CLASIFICADOS
› Por Roxana Sandá
Llueva o truene, Francisca saca la basura a la vereda todos los días entre las 7 y las 8 de la noche, porque en Liniers las horas estipuladas para el servicio de recolección son municipales y, en caso de no respetarse, los gatos se encargarán de castigar el olvido con un tapiz de desperdicios sobre esas baldosas que ella siempre odió lavar, aun con el vaivén de la escoba incorporado hace dos años. Al principio no le molestaba: recién llegada de Mar del Plata, 15 años, con una madre que aceptó la partida con la certeza de que “los hijos deben salir de pobres”, y una abuela no muy convencida pero que bajó defensas cuando le recordaron que no podían seguir viviendo de su pensión. En todo caso, Francisca iba a trabajar “con una familia bien”, dormiría en un sitio caliente, podría continuar sus estudios y todos los meses enviaría dinero a los suyos. Qué más.

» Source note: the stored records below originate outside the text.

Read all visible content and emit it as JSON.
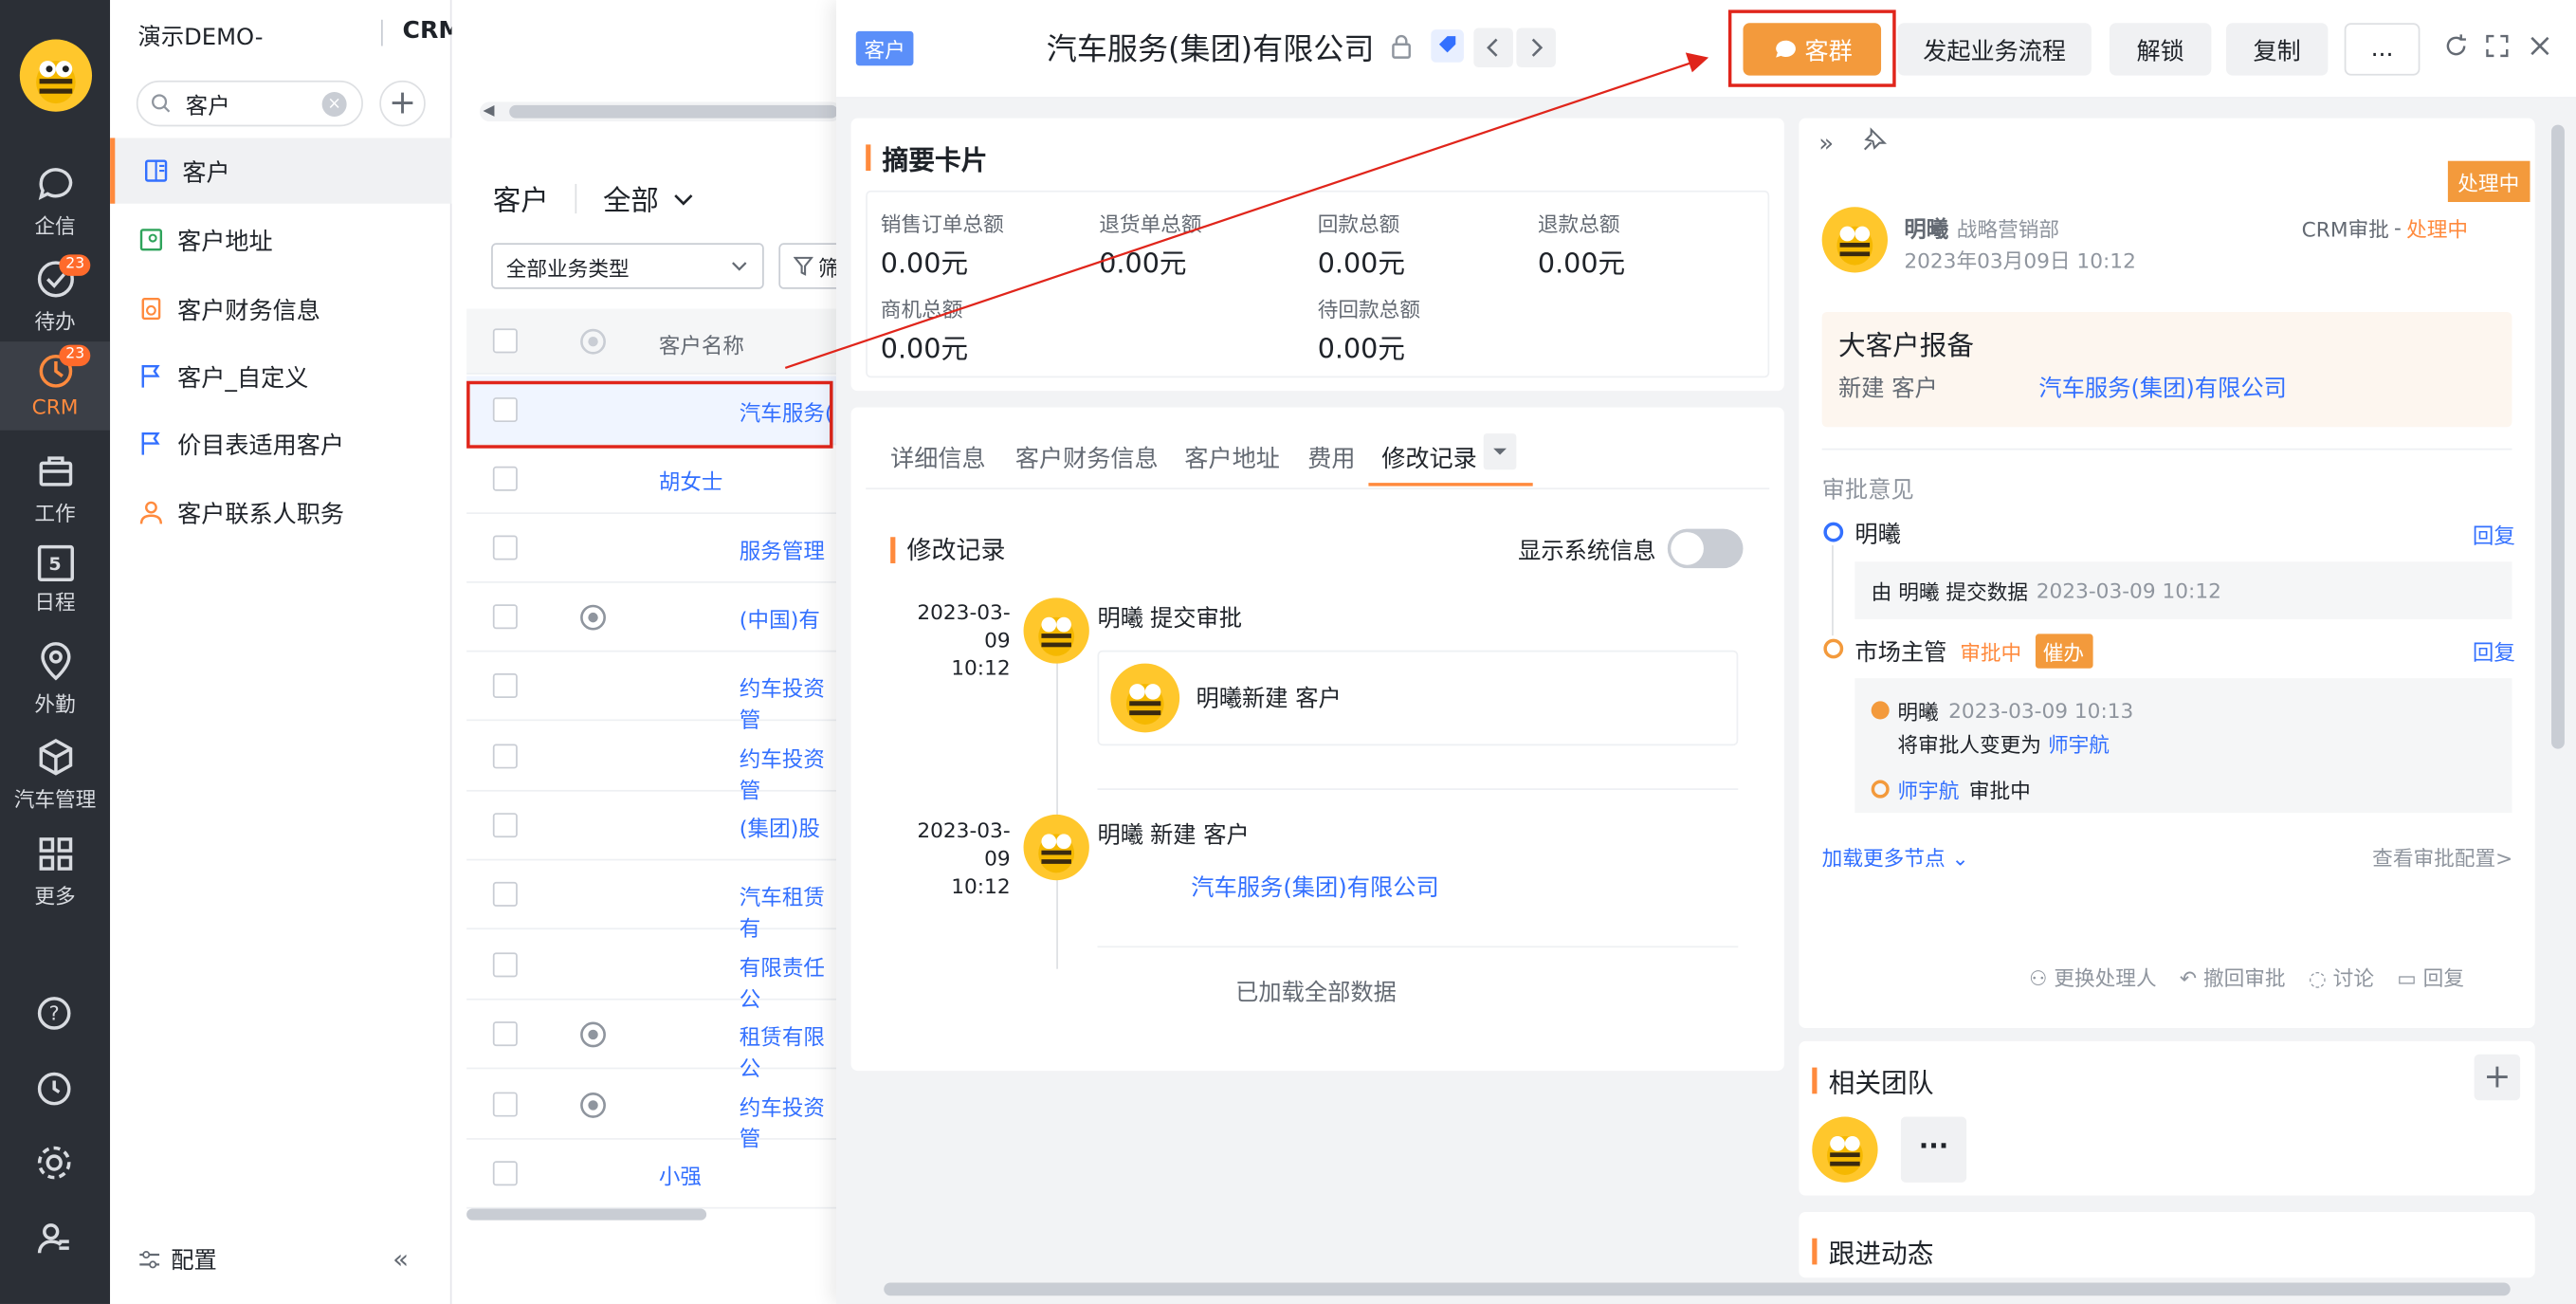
{
  "colors": {
    "accent": "#ff8a3d",
    "link": "#3370ff",
    "nav_bg": "#2b2f36",
    "highlight": "#e0251b"
  },
  "nav": {
    "items": [
      {
        "label": "企信",
        "icon": "chat-icon"
      },
      {
        "label": "待办",
        "icon": "check-circle-icon",
        "badge": "23"
      },
      {
        "label": "CRM",
        "icon": "crm-icon",
        "badge": "23"
      },
      {
        "label": "工作",
        "icon": "briefcase-icon"
      },
      {
        "label": "日程",
        "icon": "calendar-icon",
        "day": "5"
      },
      {
        "label": "外勤",
        "icon": "location-pin-icon"
      },
      {
        "label": "汽车管理",
        "icon": "cube-icon"
      },
      {
        "label": "更多",
        "icon": "grid-icon"
      }
    ]
  },
  "menu": {
    "org": "演示DEMO-",
    "module": "CRM",
    "search_value": "客户",
    "items": [
      "客户",
      "客户地址",
      "客户财务信息",
      "客户_自定义",
      "价目表适用客户",
      "客户联系人职务"
    ],
    "config_label": "配置"
  },
  "list": {
    "title": "客户",
    "scope": "全部",
    "filter_type": "全部业务类型",
    "filter_btn": "筛",
    "column": "客户名称",
    "rows": [
      {
        "name": "汽车服务(",
        "indent": true
      },
      {
        "name": "胡女士",
        "indent": false
      },
      {
        "name": "服务管理",
        "indent": true
      },
      {
        "name": "(中国)有",
        "indent": true
      },
      {
        "name": "约车投资管",
        "indent": true
      },
      {
        "name": "约车投资管",
        "indent": true
      },
      {
        "name": "(集团)股",
        "indent": true
      },
      {
        "name": "汽车租赁有",
        "indent": true
      },
      {
        "name": "有限责任公",
        "indent": true
      },
      {
        "name": "租赁有限公",
        "indent": true
      },
      {
        "name": "约车投资管",
        "indent": true
      },
      {
        "name": "小强",
        "indent": false
      }
    ]
  },
  "panel": {
    "tag": "客户",
    "title": "汽车服务(集团)有限公司",
    "buttons": {
      "group": "客群",
      "flow": "发起业务流程",
      "unlock": "解锁",
      "copy": "复制",
      "more": "..."
    },
    "summary": {
      "title": "摘要卡片",
      "stats": [
        {
          "label": "销售订单总额",
          "value": "0.00元"
        },
        {
          "label": "退货单总额",
          "value": "0.00元"
        },
        {
          "label": "回款总额",
          "value": "0.00元"
        },
        {
          "label": "退款总额",
          "value": "0.00元"
        },
        {
          "label": "商机总额",
          "value": "0.00元"
        },
        {
          "label": "待回款总额",
          "value": "0.00元"
        }
      ]
    },
    "tabs": [
      "详细信息",
      "客户财务信息",
      "客户地址",
      "费用",
      "修改记录"
    ],
    "log": {
      "title": "修改记录",
      "toggle_label": "显示系统信息",
      "entries": [
        {
          "date": "2023-03-09",
          "time": "10:12",
          "user": "明曦",
          "action": "提交审批",
          "detail": "明曦新建 客户"
        },
        {
          "date": "2023-03-09",
          "time": "10:12",
          "user": "明曦",
          "action": "新建 客户",
          "detail": "汽车服务(集团)有限公司"
        }
      ],
      "end": "已加载全部数据"
    },
    "approval": {
      "status": "处理中",
      "user": "明曦",
      "dept": "战略营销部",
      "datetime": "2023年03月09日 10:12",
      "flow_name": "CRM审批",
      "flow_status": "处理中",
      "box_title": "大客户报备",
      "box_label": "新建 客户",
      "box_value": "汽车服务(集团)有限公司",
      "opinion_title": "审批意见",
      "reply": "回复",
      "node1_user": "明曦",
      "node1_text": "由 明曦 提交数据",
      "node1_time": "2023-03-09 10:12",
      "node2_user": "市场主管",
      "node2_status": "审批中",
      "node2_urge": "催办",
      "node2_sub_user": "明曦",
      "node2_sub_time": "2023-03-09 10:13",
      "node2_change_text": "将审批人变更为",
      "node2_change_to": "师宇航",
      "node2_approver": "师宇航",
      "node2_approver_status": "审批中",
      "load_more": "加载更多节点",
      "view_config": "查看审批配置>",
      "actions": [
        "更换处理人",
        "撤回审批",
        "讨论",
        "回复"
      ]
    },
    "team_title": "相关团队",
    "follow_title": "跟进动态"
  }
}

Tras un viaje sin escalas, directo al oeste de la ciudad, siguió haciendo lo que siempre se le exigió en casa, sólo que esta vez para un grupo de extraños compuesto por padre y madre profesionales y dos niños de cuatro y cinco años con escolaridad inicial. En un juego de superpuestos prolongaba lo que dejaba atrás. Seguía siendo la mayor de cuatro hermanos a quienes cuidó desde pequeña porque su madre ejercía el oficio de costurera en fábricas y su padre observaba desde el modular, en un portarretratos de acrílico que la abuela exceptuaba puntualmente de la limpieza.
No hubo resquemores en ninguna de las partes. El matrimonio profesional apreciaba su presencia y trataba de no adquirir un tono patronal, y Francisca supo consolidar un llanto bajito que la sobresaltaba por las noches, a la hora de extrañar. Nunca se detuvo a averiguar que en la Argentina trabajan otras 900.000 como ella ni que en las noches los sollozos se reproducen por miles. En cada lágrima penan por sus familias que quedaron en el interior del país y por los derechos que –desde 1956– les niega el decreto 326, un artificio de la Revolución Libertadora que ignora fondo de desempleo, licencia por maternidad o seguro por accidente.

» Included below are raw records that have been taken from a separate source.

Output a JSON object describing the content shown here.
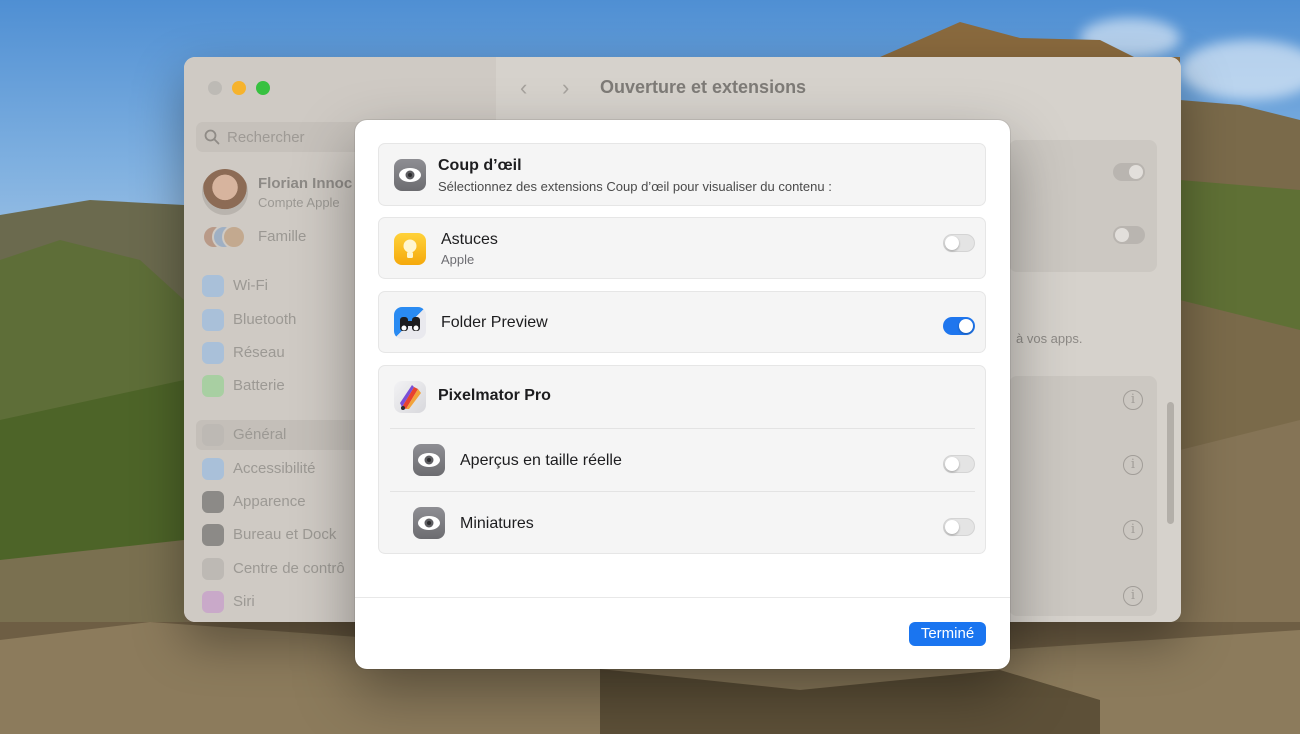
{
  "window": {
    "title": "Ouverture et extensions",
    "traffic_colors": {
      "close": "#bdbab5",
      "minimize": "#f6b32d",
      "maximize": "#37c140"
    }
  },
  "sidebar": {
    "search_placeholder": "Rechercher",
    "account": {
      "name": "Florian Innoc",
      "subtitle": "Compte Apple"
    },
    "family_label": "Famille",
    "items": [
      {
        "label": "Wi-Fi",
        "icon": "wifi-icon",
        "color": "#a9c0d9"
      },
      {
        "label": "Bluetooth",
        "icon": "bluetooth-icon",
        "color": "#a9c0d9"
      },
      {
        "label": "Réseau",
        "icon": "globe-icon",
        "color": "#a9c0d9"
      },
      {
        "label": "Batterie",
        "icon": "battery-icon",
        "color": "#a8cfa2"
      },
      {
        "label": "Général",
        "icon": "gear-icon",
        "color": "#bdb9b4",
        "selected": true
      },
      {
        "label": "Accessibilité",
        "icon": "accessibility-icon",
        "color": "#a9c0d9"
      },
      {
        "label": "Apparence",
        "icon": "appearance-icon",
        "color": "#8c8a87"
      },
      {
        "label": "Bureau et Dock",
        "icon": "dock-icon",
        "color": "#8c8a87"
      },
      {
        "label": "Centre de contrô",
        "icon": "control-center-icon",
        "color": "#bdb9b4"
      },
      {
        "label": "Siri",
        "icon": "siri-icon",
        "color": "#c9a9c9"
      }
    ]
  },
  "background_main": {
    "text_fragment": "à vos apps."
  },
  "modal": {
    "header": {
      "title": "Coup d’œil",
      "subtitle": "Sélectionnez des extensions Coup d’œil pour visualiser du contenu :"
    },
    "extensions": [
      {
        "name": "Astuces",
        "vendor": "Apple",
        "enabled": false,
        "icon": "lightbulb-icon"
      },
      {
        "name": "Folder Preview",
        "enabled": true,
        "icon": "binoculars-icon"
      }
    ],
    "group": {
      "title": "Pixelmator Pro",
      "icon": "pixelmator-icon",
      "items": [
        {
          "name": "Aperçus en taille réelle",
          "enabled": false,
          "icon": "eye-icon"
        },
        {
          "name": "Miniatures",
          "enabled": false,
          "icon": "eye-icon"
        }
      ]
    },
    "done_label": "Terminé",
    "accent": "#1a75f0"
  }
}
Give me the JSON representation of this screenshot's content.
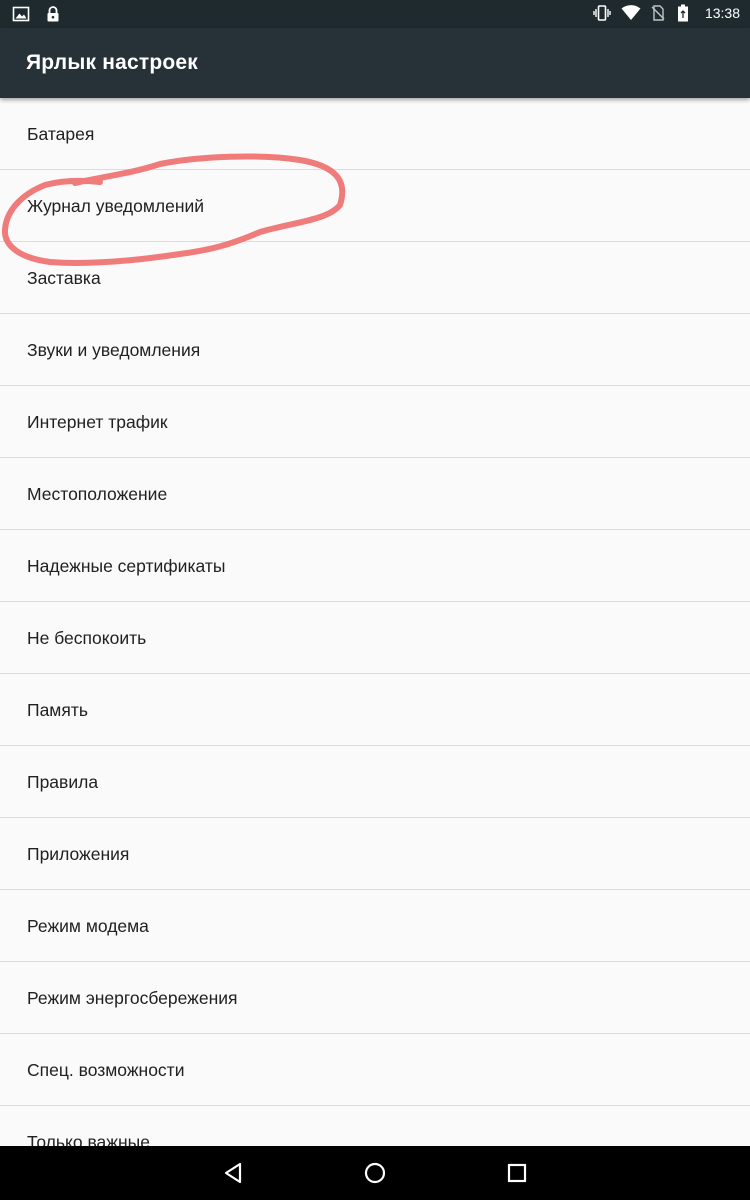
{
  "status_bar": {
    "time": "13:38",
    "icons_left": [
      "image-icon",
      "lock-icon"
    ],
    "icons_right": [
      "vibrate-icon",
      "wifi-icon",
      "no-sim-icon",
      "battery-icon"
    ]
  },
  "app_bar": {
    "title": "Ярлык настроек"
  },
  "settings": {
    "items": [
      {
        "label": "Батарея"
      },
      {
        "label": "Журнал уведомлений"
      },
      {
        "label": "Заставка"
      },
      {
        "label": "Звуки и уведомления"
      },
      {
        "label": "Интернет трафик"
      },
      {
        "label": "Местоположение"
      },
      {
        "label": "Надежные сертификаты"
      },
      {
        "label": "Не беспокоить"
      },
      {
        "label": "Память"
      },
      {
        "label": "Правила"
      },
      {
        "label": "Приложения"
      },
      {
        "label": "Режим модема"
      },
      {
        "label": "Режим энергосбережения"
      },
      {
        "label": "Спец. возможности"
      },
      {
        "label": "Только важные"
      }
    ]
  },
  "annotation": {
    "color": "#f07b7b",
    "target_item": "Журнал уведомлений"
  },
  "nav_bar": {
    "buttons": [
      "back-icon",
      "home-icon",
      "recents-icon"
    ]
  },
  "colors": {
    "status_bar": "#1f2a2f",
    "app_bar": "#263238",
    "background": "#fafafa",
    "divider": "#dcdcdc",
    "text": "#212121"
  }
}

A Francisca todavía no le preocupa que una norma de otro siglo le retacee el derecho a ser madre o que la excluya de la Ley de Contrato de Trabajo, pero la inquieta que las empleadas domésticas de su cuadra tengan cerca de 60 años y más de diez trabajando “para la misma familia”. Como Nina, la señora que les limpia a los de al lado y que una tarde confesó veinte años “en negro”; o Alcira, dos casas más allá, deprimida porque al cabo de ocho años de blanquear pisos ajenos vino a enterarse de que le corresponden 15 días hábiles de vacaciones.

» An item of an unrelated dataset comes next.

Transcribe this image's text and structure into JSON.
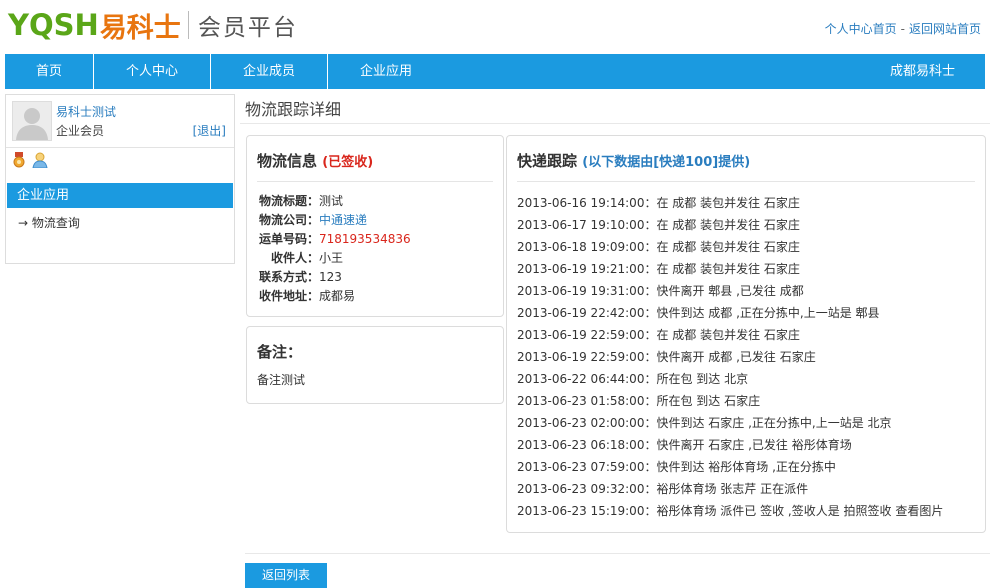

Hace unos días descubrió que el odio matinal a la vereda mojada se le metió en los huesos de a poco, en ese acto casi mecánico de cruzar el saludo con la vieja Nina para dos minutos más tarde ensayar fraseos similares con el barrendero y el paseador de perros. Todavía no desculó el misterio de su desencanto, pero sí advirtió que ese tríptico la hizo más consciente de sus 17 años y de las relaciones que fue construyendo con patrones y vecinos, y que la fueron alejando del goce de sus derechos a ser niña, a jugar, a tener amigos y a educarse sin una planilla en rojo de ausentismos.
En su categorización “cama adentro”, adquirió la feliz costumbre de alimentarse a diario y olvidar el empecinamiento del frío marplatense en sus pies, pero fue desaprendiendo el gusto de salpicarse los labios en agua de mar con la misma sumisión que se enfunda los guantes de goma amarillos. No sabe aún (acaso nunca se entere) que pertenece a una cofradía anónima e invisible de 250 millones de niños y niñas que, como ella, conforman el servicio doméstico de este mundo.